Elias Lindholm played much of the end of the season at center, but if Rask stays he seems destined to be a right wing. Lucas Wallmark is a candidate as fourth-line center, as is promising 2017 first-rounder Martin Necas, who could creep into the top nine. It’s hard to see a place in the middle for UFA Derek Ryan or Marcus Kruger (one year left on his deal, but currently buried in Charlotte) without a major shakeup in this group.

Right wing

Teuvo Teravainen will likely be tethered to Aho, and Justin Williams seemed to fit on Staal’s right wing with Brock McGinn in a shutdown role at the end of the season. As previously mentioned, Lindholm — a restricted free agent — fits in here as the roster is currently constructed, but a deal involving him or Rask could make right wing or center a priority on the trade market.

Certainly there is an opportunity to add some fourth-line snarl here, perhaps a center/right wing to play 10-12 minutes and kill penalties. Don’t rule out Ryan returning, but Lee Stempniak is unlikely to be back.

Left wing

Where Aho fits is certainly important here.
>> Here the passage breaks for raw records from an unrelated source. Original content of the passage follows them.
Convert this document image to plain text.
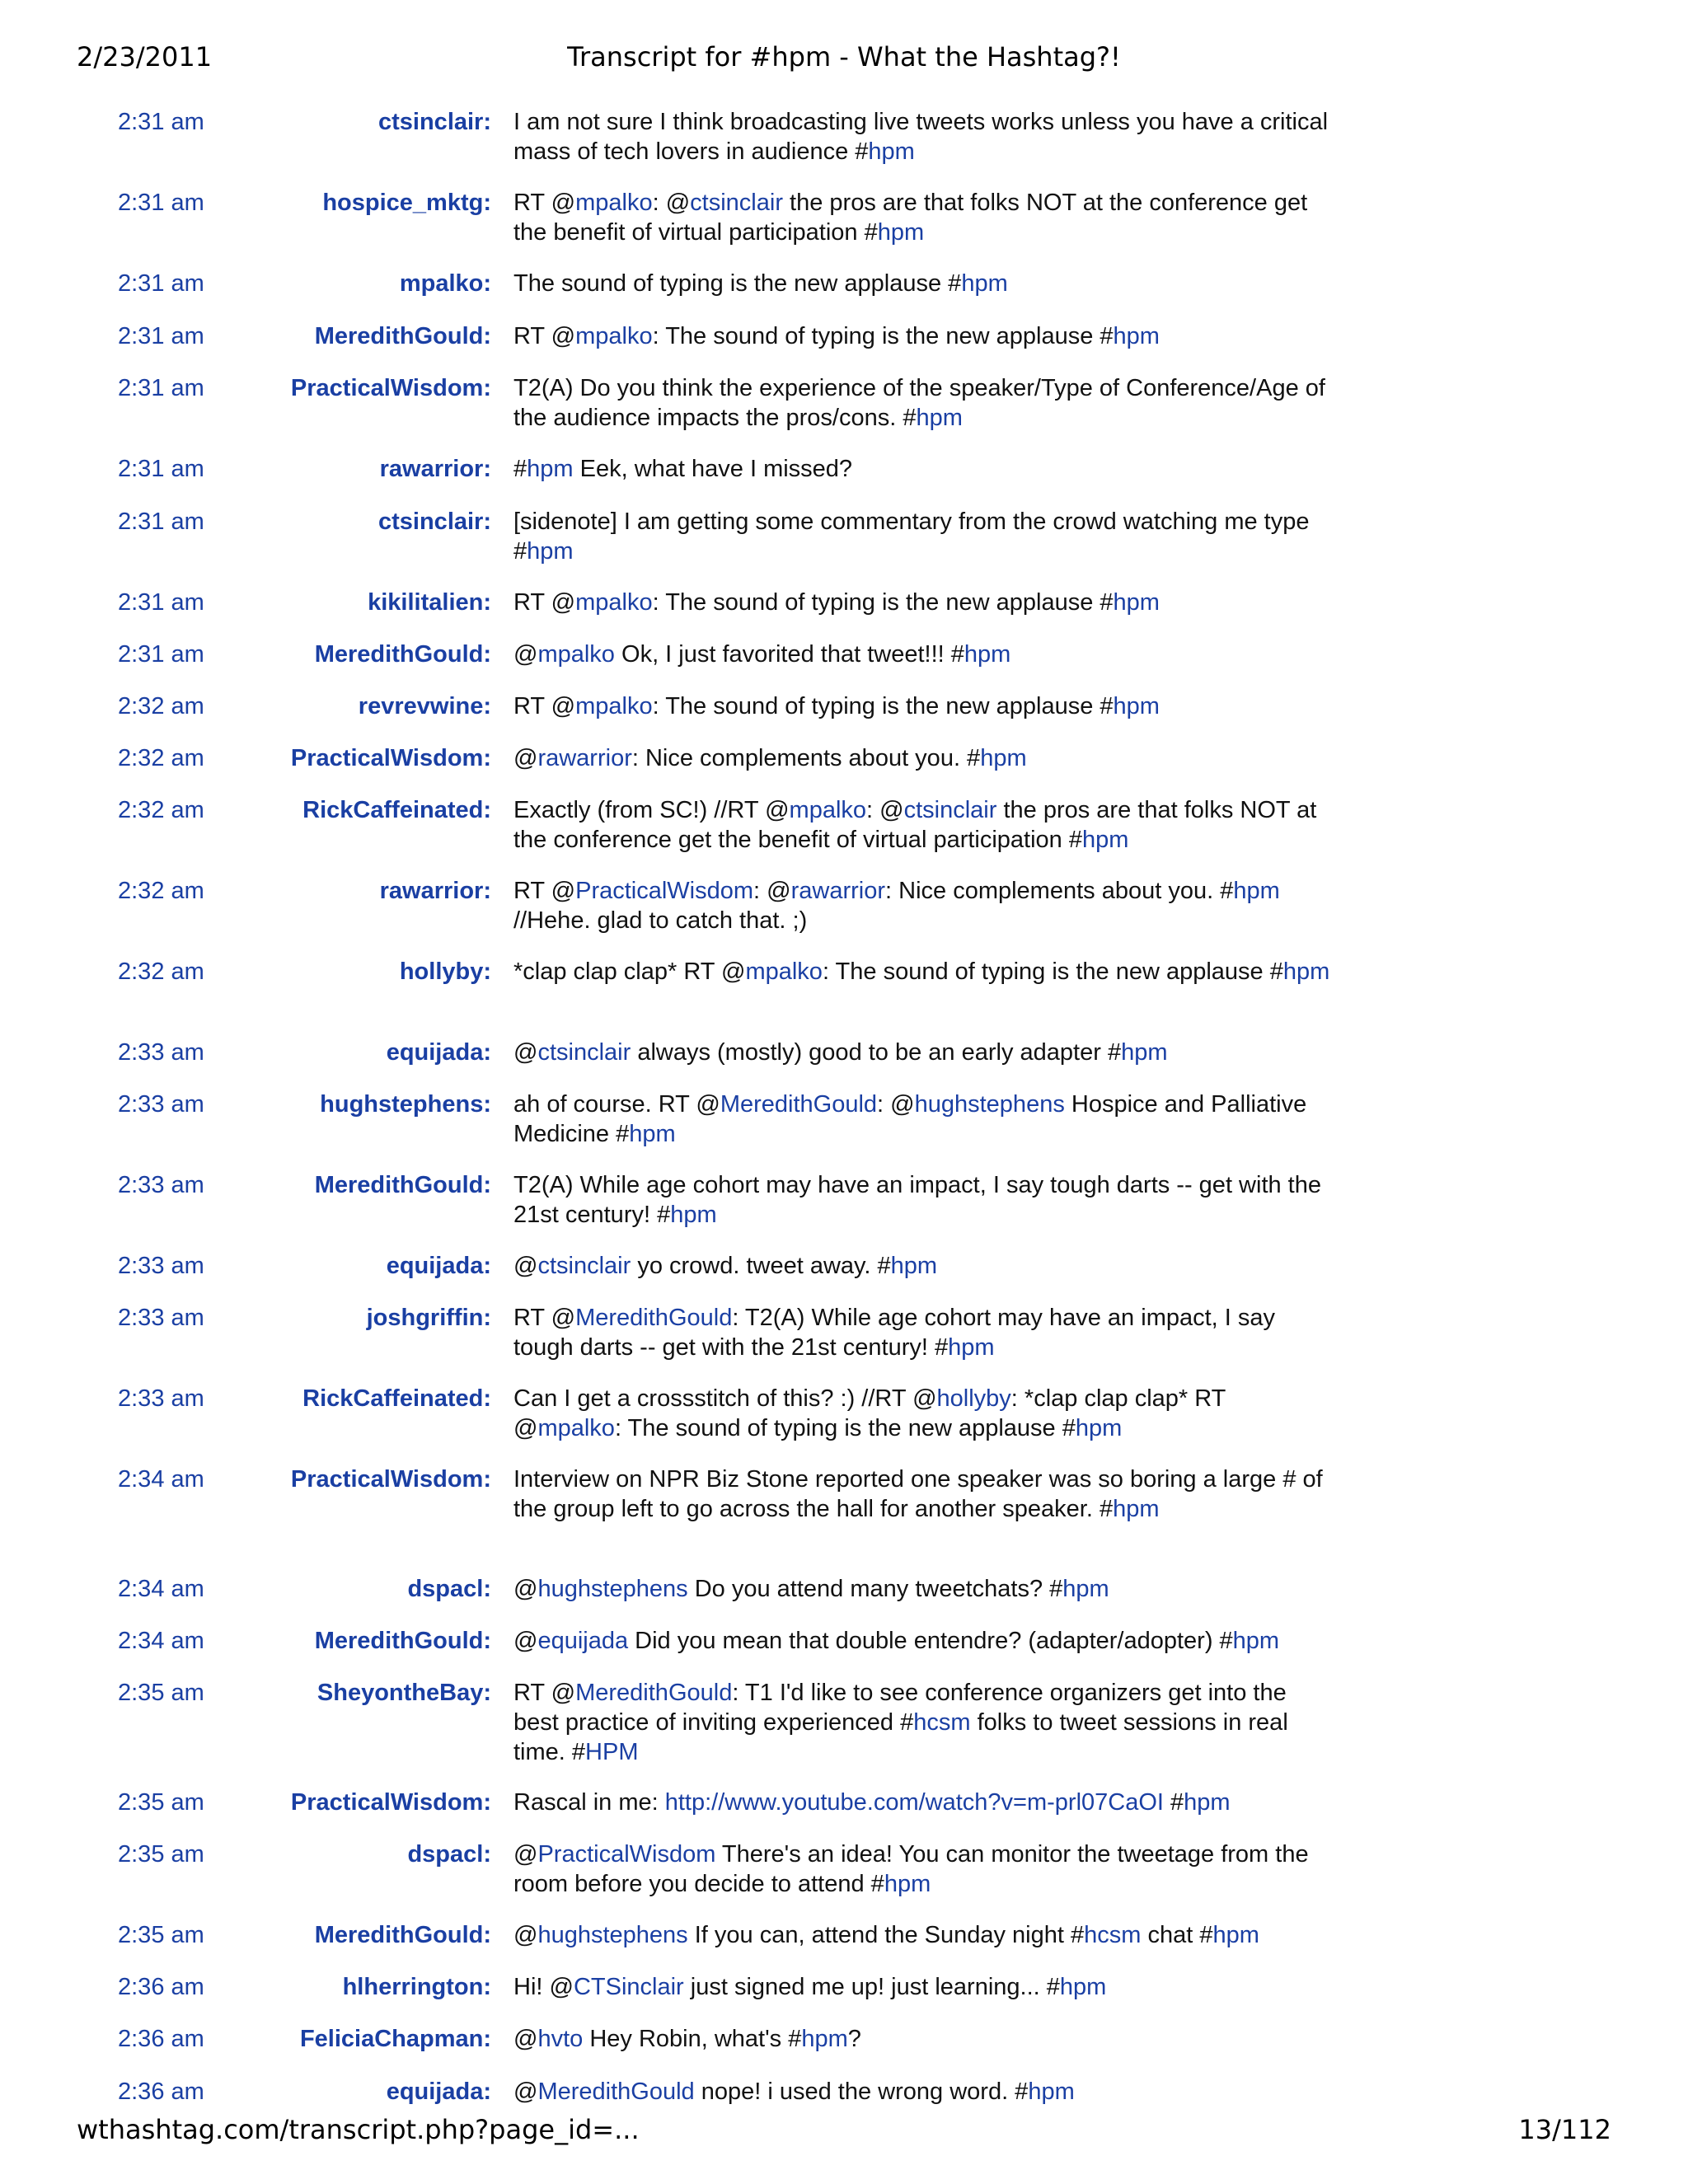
2/23/2011	Transcript for #hpm - What the Hashtag?!
2:31 am	ctsinclair: I am not sure I think broadcasting live tweets works unless you have a critical mass of tech lovers in audience #hpm
2:31 am	hospice_mktg: RT @mpalko: @ctsinclair the pros are that folks NOT at the conference get the benefit of virtual participation #hpm
2:31 am	mpalko: The sound of typing is the new applause #hpm
2:31 am	MeredithGould: RT @mpalko: The sound of typing is the new applause #hpm
2:31 am	PracticalWisdom: T2(A) Do you think the experience of the speaker/Type of Conference/Age of the audience impacts the pros/cons. #hpm
2:31 am	rawarrior: #hpm Eek, what have I missed?
2:31 am	ctsinclair: [sidenote] I am getting some commentary from the crowd watching me type #hpm
2:31 am	kikilitalien: RT @mpalko: The sound of typing is the new applause #hpm
2:31 am	MeredithGould: @mpalko Ok, I just favorited that tweet!!! #hpm
2:32 am	revrevwine: RT @mpalko: The sound of typing is the new applause #hpm
2:32 am	PracticalWisdom: @rawarrior: Nice complements about you. #hpm
2:32 am	RickCaffeinated: Exactly (from SC!) //RT @mpalko: @ctsinclair the pros are that folks NOT at the conference get the benefit of virtual participation #hpm
2:32 am	rawarrior: RT @PracticalWisdom: @rawarrior: Nice complements about you. #hpm //Hehe. glad to catch that. ;)
2:32 am	hollyby: *clap clap clap* RT @mpalko: The sound of typing is the new applause #hpm
2:33 am	equijada: @ctsinclair always (mostly) good to be an early adapter #hpm
2:33 am	hughstephens: ah of course. RT @MeredithGould: @hughstephens Hospice and Palliative Medicine #hpm
2:33 am	MeredithGould: T2(A) While age cohort may have an impact, I say tough darts -- get with the 21st century! #hpm
2:33 am	equijada: @ctsinclair yo crowd. tweet away. #hpm
2:33 am	joshgriffin: RT @MeredithGould: T2(A) While age cohort may have an impact, I say tough darts -- get with the 21st century! #hpm
2:33 am	RickCaffeinated: Can I get a crossstitch of this? :) //RT @hollyby: *clap clap clap* RT @mpalko: The sound of typing is the new applause #hpm
2:34 am	PracticalWisdom: Interview on NPR Biz Stone reported one speaker was so boring a large # of the group left to go across the hall for another speaker. #hpm
2:34 am	dspacl: @hughstephens Do you attend many tweetchats? #hpm
2:34 am	MeredithGould: @equijada Did you mean that double entendre? (adapter/adopter) #hpm
2:35 am	SheyontheBay: RT @MeredithGould: T1 I'd like to see conference organizers get into the best practice of inviting experienced #hcsm folks to tweet sessions in real time. #HPM
2:35 am	PracticalWisdom: Rascal in me: http://www.youtube.com/watch?v=m-prl07CaOI #hpm
2:35 am	dspacl: @PracticalWisdom There's an idea! You can monitor the tweetage from the room before you decide to attend #hpm
2:35 am	MeredithGould: @hughstephens If you can, attend the Sunday night #hcsm chat #hpm
2:36 am	hlherrington: Hi! @CTSinclair just signed me up! just learning... #hpm
2:36 am	FeliciaChapman: @hvto Hey Robin, what's #hpm?
2:36 am	equijada: @MeredithGould nope! i used the wrong word. #hpm
wthashtag.com/transcript.php?page_id=...	13/112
If he plays in the middle, that opens up space for a young player or new face. Valentin Zykov has the inside track on a spot, and Warren Foegele isn’t far behind. Both Janne Kuokkanen and Aleksi Saarela will battle for a spot in camp, too. McGinn is really the only lock to start the season at left wing.
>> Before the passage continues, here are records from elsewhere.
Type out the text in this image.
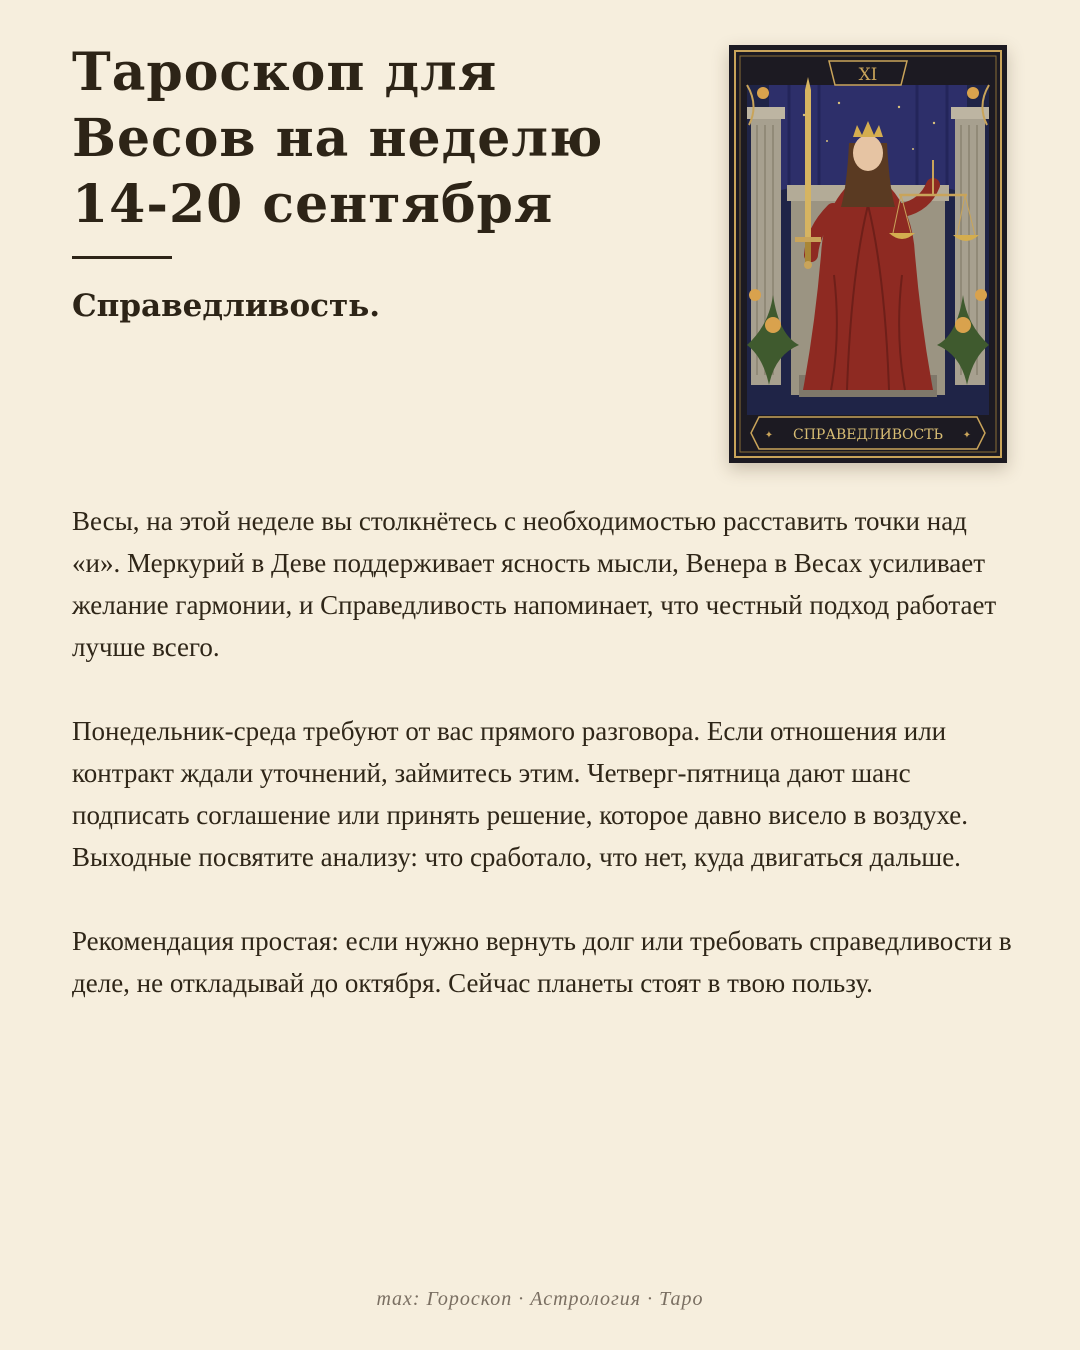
Тароскоп для Весов на неделю 14-20 сентября
Справедливость.
XI
✦ СПРАВЕДЛИВОСТЬ ✦

Весы, на этой неделе вы столкнётесь с необходимостью расставить точки над «и». Меркурий в Деве поддерживает ясность мысли, Венера в Весах усиливает желание гармонии, и Справедливость напоминает, что честный подход работает лучше всего.

Понедельник-среда требуют от вас прямого разговора. Если отношения или контракт ждали уточнений, займитесь этим. Четверг-пятница дают шанс подписать соглашение или принять решение, которое давно висело в воздухе. Выходные посвятите анализу: что сработало, что нет, куда двигаться дальше.

Рекомендация простая: если нужно вернуть долг или требовать справедливости в деле, не откладывай до октября. Сейчас планеты стоят в твою пользу.

max: Гороскоп · Астрология · Таро
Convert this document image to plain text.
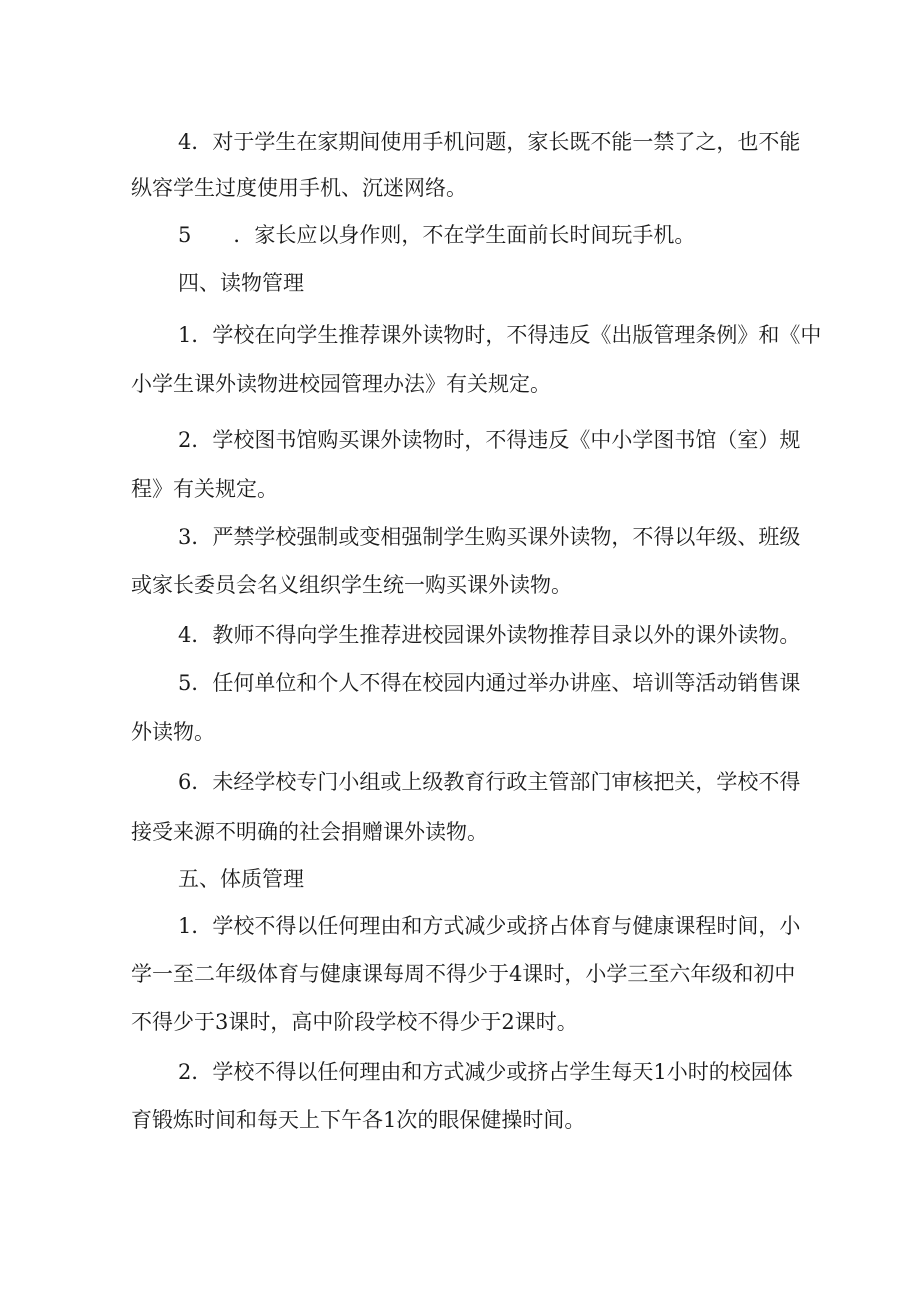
4．对于学生在家期间使用手机问题，家长既不能一禁了之，也不能
纵容学生过度使用手机、沉迷网络。
5　　．家长应以身作则，不在学生面前长时间玩手机。
四、读物管理
1．学校在向学生推荐课外读物时，不得违反《出版管理条例》和《中
小学生课外读物进校园管理办法》有关规定。
2．学校图书馆购买课外读物时，不得违反《中小学图书馆（室）规
程》有关规定。
3．严禁学校强制或变相强制学生购买课外读物，不得以年级、班级
或家长委员会名义组织学生统一购买课外读物。
4．教师不得向学生推荐进校园课外读物推荐目录以外的课外读物。
5．任何单位和个人不得在校园内通过举办讲座、培训等活动销售课
外读物。
6．未经学校专门小组或上级教育行政主管部门审核把关，学校不得
接受来源不明确的社会捐赠课外读物。
五、体质管理
1．学校不得以任何理由和方式减少或挤占体育与健康课程时间，小
学一至二年级体育与健康课每周不得少于4课时，小学三至六年级和初中
不得少于3课时，高中阶段学校不得少于2课时。
2．学校不得以任何理由和方式减少或挤占学生每天1小时的校园体
育锻炼时间和每天上下午各1次的眼保健操时间。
Most interesting is the future of Jeff Skinner, who enters the final year of his contract and could be among those due for a “change of scenery,” as owner Tom Dundon put it. If he’s back, he’s in the top nine. If he’s traded, the team will surely be looking for a big return.
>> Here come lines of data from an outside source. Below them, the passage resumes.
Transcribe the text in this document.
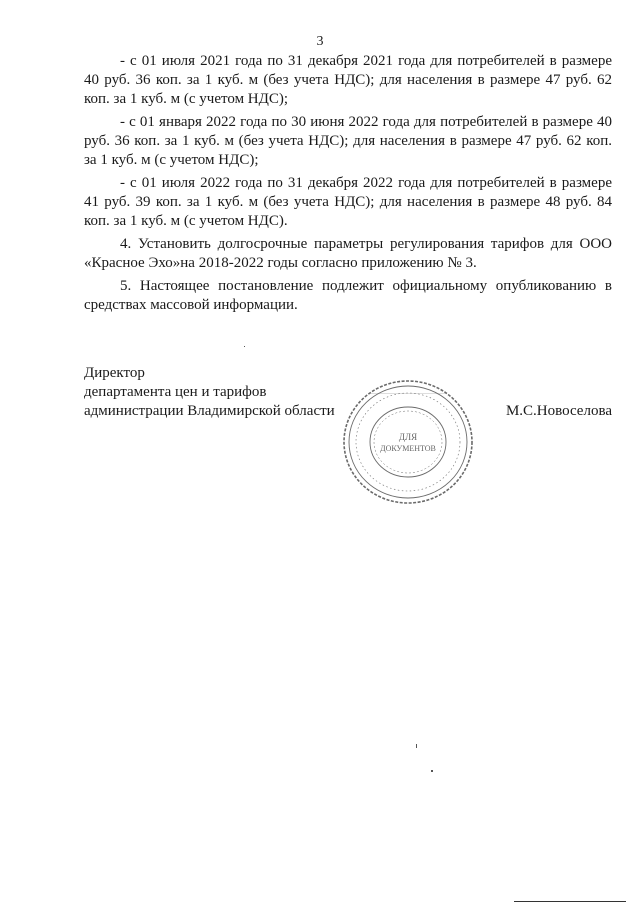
3

- с 01 июля 2021 года по 31 декабря 2021 года для потребителей в размере 40 руб. 36 коп. за 1 куб. м (без учета НДС); для населения в размере 47 руб. 62 коп. за 1 куб. м (с учетом НДС);

- с 01 января 2022 года по 30 июня 2022 года для потребителей в размере 40 руб. 36 коп. за 1 куб. м (без учета НДС); для населения в размере 47 руб. 62 коп. за 1 куб. м (с учетом НДС);

- с 01 июля 2022 года по 31 декабря 2022 года для потребителей в размере 41 руб. 39 коп. за 1 куб. м (без учета НДС); для населения в размере 48 руб. 84 коп. за 1 куб. м (с учетом НДС).

4. Установить долгосрочные параметры регулирования тарифов для ООО «Красное Эхо»на 2018-2022 годы согласно приложению № 3.

5. Настоящее постановление подлежит официальному опубликованию в средствах массовой информации.

Директор
департамента цен и тарифов
администрации Владимирской области
ДЛЯ
ДОКУМЕНТОВ
М.С.Новоселова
Joakim Nordstrom is one of Peters’ favorites, so his future (he’s an RFA) could hinge on the coach’s status. Phil Di Giuseppe, also an RFA, had a good end to the season but is a fringe NHLer that could stay or go.


Jaccob Slavin and Brett Pesce are sure things. Everything else is up for discussion. Justin Faulk had a down season and could be offered up as trade bait — Toronto? — and Noah Hanifin is due a new contract that could lead to friction on what kind of deal he wants and deserves.

Trevor van Riemsdyk was a suitable sixth defender, but is also an RFA like Hanifin and, when paired with Haydn Fleury, doesn’t offer much offense. One of them could be replaced with an offensive-minded blueliner — perhaps even former first-round pick Jake Bean — or a more physical defenseman. Klas Dahlbeck, also an RFA, is a suitable No. 7 guy.


Scott Darling will stay in Raleigh this offseason to work with strength coach Bill Burniston, a good indication the Hurricanes will give the high-priced goalie a shot at redemption. Cam Ward also wants to be back, but it’s hard to imagine the team returning with the same two goalies after another year of struggles in net. Would someone like UFA Carter Hutton be an upgrade?